A New Dawn

Combining visual arts, live (electronic) music and dance, A new dawn by REDO, Binkbeats and Dominique is drenched in a sense of curiosity and discovery. Although in the broader scheme of things, there is nothing remotely new or dawning to this interdisciplinary meeting, the committed yet playful exploration by all agents involved makes it exciting to watch. The concert, a techno-popular step up from commercial towards performance happening, speaks to more than one sense alone. Seen at Utrecht’s TivoliVredenburg during the Birds of Paradise Festival on 13 March.

Directed for the stage by Peter Leung, the piece is divided into three modules. Each module has set parts and players, but there is room reserved for the appearance of the event. Meaning: what we see is partly a result of a particular and unique meeting of sound, movement and visuals in a certain place and at a certain time. This becomes more apparent in the last two modules.

After having seen and heard solos by all the bodies involved on stage – multi-instrumentalist Binkbeats, percussionist Dominique Vleeshouwers and dancers Camilla Blundel, Shane and Ozzy – they start connecting, mingling, influencing each other as they perform. At one point Vleeshouwers grabs a gubal and sits on the floor, mid-stage. Ozzy sits back to back with him, and as they move together giving or receiving each other’s weight they affect each other’s playing, blurring the line between the two mediums. This scene, taken from the first exploratory meeting between Vleeshouwers and dancer REDO (the two initiators of the project), is the best example of the overall poetic aim of the piece.

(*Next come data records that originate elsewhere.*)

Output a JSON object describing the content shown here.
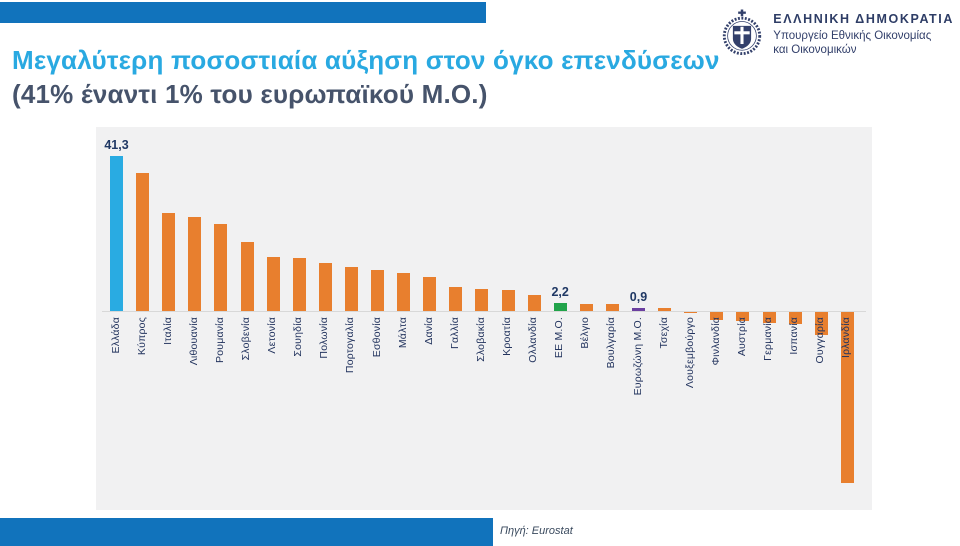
{
  "gov_header": {
    "title": "ΕΛΛΗΝΙΚΗ ΔΗΜΟΚΡΑΤΙΑ",
    "subtitle_line1": "Υπουργείο Εθνικής Οικονομίας",
    "subtitle_line2": "και Οικονομικών"
  },
  "title": {
    "line1": "Μεγαλύτερη ποσοστιαία αύξηση στον όγκο επενδύσεων",
    "line2": "(41% έναντι 1% του ευρωπαϊκού Μ.Ο.)"
  },
  "source": "Πηγή: Eurostat",
  "colors": {
    "brand_blue": "#1173bc",
    "title_blue": "#29a9e1",
    "bar_default": "#e87f2e",
    "bar_greece": "#29abe2",
    "bar_eu_avg": "#21a34a",
    "bar_eurozone_avg": "#6b3fa0",
    "navy_text": "#24355f",
    "panel_bg": "#f1f1f2"
  },
  "chart_data": {
    "type": "bar",
    "title": "Μεγαλύτερη ποσοστιαία αύξηση στον όγκο επενδύσεων (41% έναντι 1% του ευρωπαϊκού Μ.Ο.)",
    "xlabel": "",
    "ylabel": "",
    "ylim": [
      -50,
      45
    ],
    "grid": false,
    "legend": false,
    "categories": [
      "Ελλάδα",
      "Κύπρος",
      "Ιταλία",
      "Λιθουανία",
      "Ρουμανία",
      "Σλοβενία",
      "Λετονία",
      "Σουηδία",
      "Πολωνία",
      "Πορτογαλία",
      "Εσθονία",
      "Μάλτα",
      "Δανία",
      "Γαλλία",
      "Σλοβακία",
      "Κροατία",
      "Ολλανδία",
      "ΕΕ Μ.Ο.",
      "Βέλγιο",
      "Βουλγαρία",
      "Ευρωζώνη Μ.Ο.",
      "Τσεχία",
      "Λουξεμβούργο",
      "Φινλανδία",
      "Αυστρία",
      "Γερμανία",
      "Ισπανία",
      "Ουγγαρία",
      "Ιρλανδία"
    ],
    "values": [
      41.3,
      36.9,
      26.1,
      25.0,
      23.2,
      18.5,
      14.4,
      14.1,
      12.7,
      11.8,
      10.9,
      10.1,
      9.2,
      6.3,
      5.8,
      5.7,
      4.2,
      2.2,
      2.0,
      1.8,
      0.9,
      0.7,
      -0.1,
      -2.0,
      -2.5,
      -2.8,
      -3.2,
      -6.0,
      -45.7
    ],
    "highlight_colors": {
      "0": "#29abe2",
      "17": "#21a34a",
      "20": "#6b3fa0"
    },
    "value_labels": [
      {
        "index": 0,
        "text": "41,3"
      },
      {
        "index": 17,
        "text": "2,2"
      },
      {
        "index": 20,
        "text": "0,9"
      }
    ]
  }
}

Projected onto three screens placed as a backdrop to two elaborate percussion/electronic sets, white shapes move on a shadowy grey surface, evolving along a similar idea. Designed and played live by visual artist Noralie, stern geometric shapes such as squares dance to the beat or offbeat in the first module, giving way to more curvilinear designs towards the end. A long, hypnotic sequence in the middle with small rectangular lines falling and recovering like dominoes serves as a beautiful transition between worlds. 

According to the show’s website, the dancers are there to seduce and enchant us, and for us to marvel at: “we fly at dawn, looking for a better future”. And while they do fly and make us marvel – more than levelling up to the brilliant quality of the musical scores – certain dramaturgical choices bring them so close to plain storytelling that the rawness of the event is placed under duress. The three dancers seem to have stepped out of a post-apocalyptic sci-fi novel. They look at the confines of the stage and touch the air around them as if they were innocent creatures walking in a newfound world.

Seduction is a poetic power. Dance forms as technically demanding and preoccupied by form as ballet or freestyle hip-hop have the capacity to exploit this seductive potential. The wow-factor of their virtuosity, the precise control of musicality and the inescapable humanity of the bodies involved, make these dance forms particularly fit to negotiate between abstract and material worlds. But offering a symbolic meaning to what we can see, as is done here, does the dancers little poetic justice. 

This representation of innocence on stage links to a broader question into the apparent naïveté of the curators. Rather than opening a door to a new tomorrow, A New Dawn feels like further proof that history, when forgotten, tends to repeat itself both on and off stage – and that is not a very hopeful prospect at the moment.